While he’s crushing the ball like his younger self, how he’s doing so is a little different. After posting fly ball percentages of 40% three out of the last four seasons, and always staying low 40s in the others, he’s skyrocketed up to 48% this season. He’s hitting just 30% on the ground, which is a great sign that his profiles here are balanced and have staying power, instead of small sample bias. He’s not the same player he was when he was younger where he could hit less into the air and still maintain his elite power, now he needs to be keeping a higher trajectory angle to stay at this level.
Looking into his discipline numbers and we see another area where he’s evolving. He’s whiffing and striking out at career high rates, 13.6% and 23.6% respectively. This seems counterintuitive at first to be making less contact and having a career year, but looking into it a little more we can paint a picture that starts to make a little more sense. He’s making a more concentrated effort to put balls into the air and swing harder, which makes sense that he’s missing more.
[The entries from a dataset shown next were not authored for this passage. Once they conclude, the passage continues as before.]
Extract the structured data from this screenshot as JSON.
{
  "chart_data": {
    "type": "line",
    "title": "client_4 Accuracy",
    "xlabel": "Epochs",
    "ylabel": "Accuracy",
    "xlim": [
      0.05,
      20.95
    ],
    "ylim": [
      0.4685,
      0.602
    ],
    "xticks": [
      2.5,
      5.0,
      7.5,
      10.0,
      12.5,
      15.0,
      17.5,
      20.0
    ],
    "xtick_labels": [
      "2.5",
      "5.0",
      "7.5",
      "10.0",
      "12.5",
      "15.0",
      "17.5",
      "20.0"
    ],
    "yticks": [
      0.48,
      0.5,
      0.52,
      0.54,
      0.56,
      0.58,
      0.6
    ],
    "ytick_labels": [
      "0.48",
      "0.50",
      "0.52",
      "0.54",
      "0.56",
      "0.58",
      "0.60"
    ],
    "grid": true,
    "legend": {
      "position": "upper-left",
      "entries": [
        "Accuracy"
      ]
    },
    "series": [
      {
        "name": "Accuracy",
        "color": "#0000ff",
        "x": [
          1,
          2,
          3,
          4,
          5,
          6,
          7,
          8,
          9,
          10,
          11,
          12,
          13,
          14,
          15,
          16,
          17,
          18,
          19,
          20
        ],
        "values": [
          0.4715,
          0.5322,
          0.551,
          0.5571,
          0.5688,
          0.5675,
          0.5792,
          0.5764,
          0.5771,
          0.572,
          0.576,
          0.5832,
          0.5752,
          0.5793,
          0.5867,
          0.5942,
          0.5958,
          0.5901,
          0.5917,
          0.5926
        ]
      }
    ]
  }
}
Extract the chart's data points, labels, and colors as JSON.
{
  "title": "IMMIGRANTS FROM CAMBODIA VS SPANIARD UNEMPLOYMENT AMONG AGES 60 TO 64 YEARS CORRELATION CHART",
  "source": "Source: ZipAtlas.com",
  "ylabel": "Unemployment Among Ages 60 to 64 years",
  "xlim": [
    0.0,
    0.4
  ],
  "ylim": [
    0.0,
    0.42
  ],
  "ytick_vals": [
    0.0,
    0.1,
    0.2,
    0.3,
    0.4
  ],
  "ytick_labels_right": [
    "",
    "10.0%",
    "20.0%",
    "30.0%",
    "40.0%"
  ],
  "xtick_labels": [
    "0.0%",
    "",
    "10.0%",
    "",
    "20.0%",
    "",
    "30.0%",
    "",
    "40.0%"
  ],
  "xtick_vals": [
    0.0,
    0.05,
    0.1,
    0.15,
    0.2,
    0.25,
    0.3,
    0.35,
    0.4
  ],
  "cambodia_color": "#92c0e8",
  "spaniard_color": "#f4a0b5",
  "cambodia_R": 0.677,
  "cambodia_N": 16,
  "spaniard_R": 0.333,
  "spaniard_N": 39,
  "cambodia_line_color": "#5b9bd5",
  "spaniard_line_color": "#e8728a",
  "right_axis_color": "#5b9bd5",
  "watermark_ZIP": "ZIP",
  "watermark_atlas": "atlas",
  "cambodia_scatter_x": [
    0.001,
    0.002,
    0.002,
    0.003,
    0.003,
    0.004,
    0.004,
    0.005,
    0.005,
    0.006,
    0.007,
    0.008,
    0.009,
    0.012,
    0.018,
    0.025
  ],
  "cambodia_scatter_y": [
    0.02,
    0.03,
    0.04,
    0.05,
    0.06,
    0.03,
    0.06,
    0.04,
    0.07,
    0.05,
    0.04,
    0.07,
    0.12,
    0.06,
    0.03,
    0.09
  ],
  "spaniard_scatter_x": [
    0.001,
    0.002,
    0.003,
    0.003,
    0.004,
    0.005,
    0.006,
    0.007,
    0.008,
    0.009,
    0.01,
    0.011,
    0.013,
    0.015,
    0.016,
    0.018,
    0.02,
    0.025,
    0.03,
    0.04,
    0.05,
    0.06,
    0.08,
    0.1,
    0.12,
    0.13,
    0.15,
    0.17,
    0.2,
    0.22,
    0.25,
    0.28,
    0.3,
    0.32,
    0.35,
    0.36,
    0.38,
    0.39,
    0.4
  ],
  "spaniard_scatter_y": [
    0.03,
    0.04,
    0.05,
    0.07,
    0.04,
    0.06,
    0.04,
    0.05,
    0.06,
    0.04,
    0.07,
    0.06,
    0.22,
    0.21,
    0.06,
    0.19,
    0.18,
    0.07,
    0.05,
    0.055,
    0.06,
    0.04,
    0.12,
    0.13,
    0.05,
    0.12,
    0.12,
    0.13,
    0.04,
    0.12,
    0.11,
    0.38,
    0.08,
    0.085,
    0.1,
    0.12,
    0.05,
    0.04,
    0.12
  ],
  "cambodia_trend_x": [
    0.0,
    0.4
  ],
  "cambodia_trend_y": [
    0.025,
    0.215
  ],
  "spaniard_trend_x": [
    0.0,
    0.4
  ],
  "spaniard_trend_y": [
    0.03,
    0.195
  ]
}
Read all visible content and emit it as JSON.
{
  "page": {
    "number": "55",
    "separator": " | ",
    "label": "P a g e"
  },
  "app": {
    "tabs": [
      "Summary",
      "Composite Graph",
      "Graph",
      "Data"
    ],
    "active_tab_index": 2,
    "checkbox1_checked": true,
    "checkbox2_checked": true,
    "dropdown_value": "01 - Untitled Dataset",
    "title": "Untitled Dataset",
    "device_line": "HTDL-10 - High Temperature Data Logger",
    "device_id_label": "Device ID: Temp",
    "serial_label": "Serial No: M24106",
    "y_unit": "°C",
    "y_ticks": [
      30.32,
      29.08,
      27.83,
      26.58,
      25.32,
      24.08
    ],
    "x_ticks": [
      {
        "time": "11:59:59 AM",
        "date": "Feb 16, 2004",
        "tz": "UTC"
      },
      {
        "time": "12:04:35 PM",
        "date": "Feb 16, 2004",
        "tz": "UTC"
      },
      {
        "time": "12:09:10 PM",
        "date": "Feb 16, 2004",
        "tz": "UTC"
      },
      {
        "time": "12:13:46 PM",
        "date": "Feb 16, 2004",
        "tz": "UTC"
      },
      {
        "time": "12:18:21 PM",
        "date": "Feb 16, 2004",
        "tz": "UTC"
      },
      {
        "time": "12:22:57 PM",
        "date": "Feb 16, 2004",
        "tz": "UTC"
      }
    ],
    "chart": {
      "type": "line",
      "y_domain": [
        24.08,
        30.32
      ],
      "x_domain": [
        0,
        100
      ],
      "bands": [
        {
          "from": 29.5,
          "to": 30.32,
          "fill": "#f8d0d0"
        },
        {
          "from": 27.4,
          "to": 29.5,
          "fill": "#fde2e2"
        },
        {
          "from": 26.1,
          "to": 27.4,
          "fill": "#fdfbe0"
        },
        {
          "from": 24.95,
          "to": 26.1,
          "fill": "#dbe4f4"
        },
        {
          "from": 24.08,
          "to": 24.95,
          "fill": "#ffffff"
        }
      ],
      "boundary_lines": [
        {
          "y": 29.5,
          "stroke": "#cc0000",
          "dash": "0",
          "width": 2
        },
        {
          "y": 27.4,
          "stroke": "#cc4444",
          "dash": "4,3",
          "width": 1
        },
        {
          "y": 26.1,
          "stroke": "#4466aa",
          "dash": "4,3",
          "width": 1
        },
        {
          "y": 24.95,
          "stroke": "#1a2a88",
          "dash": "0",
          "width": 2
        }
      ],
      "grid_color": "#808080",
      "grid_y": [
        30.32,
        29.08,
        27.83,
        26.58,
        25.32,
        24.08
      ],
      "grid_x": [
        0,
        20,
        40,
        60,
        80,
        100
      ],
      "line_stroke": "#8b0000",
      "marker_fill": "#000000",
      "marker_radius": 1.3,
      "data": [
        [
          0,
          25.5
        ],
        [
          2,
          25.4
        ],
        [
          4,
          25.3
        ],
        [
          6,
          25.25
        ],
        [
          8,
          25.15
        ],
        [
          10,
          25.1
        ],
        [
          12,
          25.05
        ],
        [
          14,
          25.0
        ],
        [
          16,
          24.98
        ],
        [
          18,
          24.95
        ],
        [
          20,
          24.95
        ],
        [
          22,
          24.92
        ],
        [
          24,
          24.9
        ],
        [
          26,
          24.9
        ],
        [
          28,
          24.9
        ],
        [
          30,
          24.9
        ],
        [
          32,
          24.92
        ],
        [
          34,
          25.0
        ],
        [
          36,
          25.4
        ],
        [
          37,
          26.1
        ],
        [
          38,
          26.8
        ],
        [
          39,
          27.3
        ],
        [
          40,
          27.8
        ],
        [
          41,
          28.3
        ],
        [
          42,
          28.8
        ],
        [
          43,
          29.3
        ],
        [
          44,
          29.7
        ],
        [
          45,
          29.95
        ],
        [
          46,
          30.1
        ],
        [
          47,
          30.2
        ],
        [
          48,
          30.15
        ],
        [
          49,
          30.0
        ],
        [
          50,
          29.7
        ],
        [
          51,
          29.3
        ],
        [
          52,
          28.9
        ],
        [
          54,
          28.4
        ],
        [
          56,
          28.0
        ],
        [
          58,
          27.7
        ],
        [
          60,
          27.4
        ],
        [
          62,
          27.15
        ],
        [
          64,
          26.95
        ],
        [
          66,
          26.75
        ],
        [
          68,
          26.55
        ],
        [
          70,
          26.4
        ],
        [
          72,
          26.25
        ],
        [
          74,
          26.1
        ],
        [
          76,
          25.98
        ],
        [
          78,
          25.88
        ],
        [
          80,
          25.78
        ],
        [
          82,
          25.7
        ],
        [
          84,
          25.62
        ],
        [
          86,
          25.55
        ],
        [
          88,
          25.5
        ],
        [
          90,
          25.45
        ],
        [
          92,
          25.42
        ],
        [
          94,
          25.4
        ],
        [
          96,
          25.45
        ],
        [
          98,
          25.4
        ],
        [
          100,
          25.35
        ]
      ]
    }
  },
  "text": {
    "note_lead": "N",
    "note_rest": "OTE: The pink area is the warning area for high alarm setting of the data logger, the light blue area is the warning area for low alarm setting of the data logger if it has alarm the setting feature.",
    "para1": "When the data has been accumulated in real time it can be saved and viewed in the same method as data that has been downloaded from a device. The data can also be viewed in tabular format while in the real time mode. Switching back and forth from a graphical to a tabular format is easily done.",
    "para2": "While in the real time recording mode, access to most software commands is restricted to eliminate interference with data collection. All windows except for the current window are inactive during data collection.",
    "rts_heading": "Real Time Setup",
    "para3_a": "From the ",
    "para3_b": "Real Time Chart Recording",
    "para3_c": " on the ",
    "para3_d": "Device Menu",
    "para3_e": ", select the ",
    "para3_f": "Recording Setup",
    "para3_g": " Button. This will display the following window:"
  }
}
And the new approach is working since he’s at a three year high on hard contact percentage at 40.8%, compared to the last two years at 32.1% and 30.8%. In fact, this year is the second best he’s ever had, only behind his 41.3% in 2013 where he smashed 32 dingers.
“Kind of one of those moments when you realize something you did earlier in your career isn’t going to work the whole time,” he said. “I widened out my swing a little bit, and it enabled me to see the ball a little better. It took place gradually. And now I feel like I’m in a really good spot.”
The player’s story matches the numbers, and both put him in a great spot to be successful not only for the rest of this season, but going forward the next few years. Evan Longoria is a fantastic hitter who has adjusted to the league and age. Be sure to buy high on him now because he’s showing his true ability and there is great reason to believe that he’s going to keep this up. Once again, Longo is among the top in the league; not just at third base, but in the majors.